Parlez-nous de Maarch dont vous êtes le représentant pour la région Afrique de l’Ouest
Maarch est un éditeur de logiciels open source, une plateforme technologique qui permet de gérer tout projet de dématérialisation et de gestion des flux documentaires. Ça peut être de la gestion de courriers, de la gestion de dossiers. On voit que dans une entreprise tous ces échanges sont gérés par des courriers entrant, des échanges internes sur des projets, des rapports etc. Nous on vient optimiser la gestion de tout ça. On permet de gérer toute l’information administrative dans l’entreprise. On a accompagné le ministère de la justice au Sénégal, le ministère de l’Economie et des Finances aussi, le cabinet d’avocat Tounkara, le cabinet Mazar, la direction des Douanes entre autres.
En France, on fait de même avec la Gendarmerie nationale, les préfectures, bon nombre de collectivités, le cabinet du Premier ministre, Numéricable dans le privé, par exemple.

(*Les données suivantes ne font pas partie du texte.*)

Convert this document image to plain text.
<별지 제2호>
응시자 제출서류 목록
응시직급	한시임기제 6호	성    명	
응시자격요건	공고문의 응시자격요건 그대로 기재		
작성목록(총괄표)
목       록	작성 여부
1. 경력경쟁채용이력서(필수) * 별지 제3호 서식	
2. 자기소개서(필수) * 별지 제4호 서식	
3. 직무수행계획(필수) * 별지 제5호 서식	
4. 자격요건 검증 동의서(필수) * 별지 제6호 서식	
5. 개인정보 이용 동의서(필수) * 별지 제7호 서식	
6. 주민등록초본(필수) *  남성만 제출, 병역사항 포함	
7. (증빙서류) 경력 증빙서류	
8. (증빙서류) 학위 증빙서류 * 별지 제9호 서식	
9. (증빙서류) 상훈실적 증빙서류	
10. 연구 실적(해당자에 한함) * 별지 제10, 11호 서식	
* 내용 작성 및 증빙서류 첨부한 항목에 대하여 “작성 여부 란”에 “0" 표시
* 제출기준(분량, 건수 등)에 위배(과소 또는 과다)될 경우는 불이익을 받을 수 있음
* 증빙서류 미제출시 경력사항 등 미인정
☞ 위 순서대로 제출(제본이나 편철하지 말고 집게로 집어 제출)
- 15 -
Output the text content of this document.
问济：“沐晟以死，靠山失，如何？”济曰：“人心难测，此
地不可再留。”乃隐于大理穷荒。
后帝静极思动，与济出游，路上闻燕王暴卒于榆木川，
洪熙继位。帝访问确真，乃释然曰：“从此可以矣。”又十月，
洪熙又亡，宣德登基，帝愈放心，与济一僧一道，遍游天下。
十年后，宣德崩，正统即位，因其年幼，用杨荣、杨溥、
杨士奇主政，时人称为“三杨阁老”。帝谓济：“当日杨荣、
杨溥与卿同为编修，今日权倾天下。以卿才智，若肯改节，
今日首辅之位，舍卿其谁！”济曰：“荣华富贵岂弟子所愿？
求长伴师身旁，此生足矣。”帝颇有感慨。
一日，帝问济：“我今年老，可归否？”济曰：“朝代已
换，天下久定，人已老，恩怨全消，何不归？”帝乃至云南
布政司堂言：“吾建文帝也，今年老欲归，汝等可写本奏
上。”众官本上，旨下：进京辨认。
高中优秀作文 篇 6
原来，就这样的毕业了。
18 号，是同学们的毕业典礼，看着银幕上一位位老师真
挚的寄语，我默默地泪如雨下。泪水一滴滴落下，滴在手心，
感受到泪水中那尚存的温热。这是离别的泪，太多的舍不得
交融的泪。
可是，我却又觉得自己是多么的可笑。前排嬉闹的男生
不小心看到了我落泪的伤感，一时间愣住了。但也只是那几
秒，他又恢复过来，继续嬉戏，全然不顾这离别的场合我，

Aujourd’hui quand on parle d’archivage, on parle d’archivage à long terme. Si vous vous basez sur une entreprise et qu’elle ferme demain comment vous faites pour récupérer vos données ? Nous on gère avec une communauté. On a plus de dix mille personnes sur nos forums avec qui on interagit. On considère nos clients comme des partenaires. On a notre code source qui est en ligne dont tout le monde peut vérifier la fiabilité. C’est quand même pas commun de voir un éditeur qui met son logiciel en ligne, c’est une philosophie d’ensemble tendant à construire un bien commun.
Où en est Jokkolabs 5 ans après le lancement du concept ?
Quand on a lancé Jokkolabs l’inspiration était clairement du monde de l’open source. Une logique d’un monde qui partage, qui crée de la valeur en commun, qui n’est pas seulement dans la logique individuelle. Après Dakar des hubs Jokkolabs ont vu le jour ailleurs. Celui de Nanterre en France est d’ailleurs soutenu financièrement par Maarch. On est assez content de ce qu’on a fait en 5 ans. On est parti d’un pari sur le Sénégal, ce n’était pas évident. Souvent, on nous dit que l’Afrique ne peut pas avoir d’ambition mondiale. Aujourd’hui, on est assez fier d’avoir gagné 8 pays grâce au mérite de tous nos collaborateurs. Ce sont des gens qui se sont retrouvés dans les valeurs de Jokkolabs, une communauté d’entrepreneurs qui partagent des valeurs telles que l’ouverture de collaboration. On avait l’ambition de faire bouger les lignes, je pense qu’on l’a fait un peu. Aujourd’hui on parle de plus en plus de tech hub.
Au départ, on était les seuls. Ce qui nous fait le plus plaisir, c’est de voir des jeunes qui aujourd’hui n’attendent plus. Aujourd’hui on a 269.000 jeunes qui arrivent sur le marché du travail au Sénégal avec en face une offre de 30.000 emplois soi-disant. Il nous faut changer d’approche. L’Afrique est un vrai gisement de créativité. Les challenges auxquels on fait face sont ceux du monde dans sa globalité : accès à l’énergie dans un monde en pleine transition énergétique, accès à l’eau potable, développement de l’agriculture pour nourrir la planète, 60% des terres arables sont en Afrique aujourd’hui et c’est le continent le moins fertilisé au monde. Donc on voit bien qu’il y a là des enjeux qui concernent toute la planète. Je pense que l’Afrique fait partie de la réponse. Il faut que la réponse aux enjeux planétaires soit aussi africaine pour qu’on soit au rendez-vous du donner et du recevoir comme disait Senghor.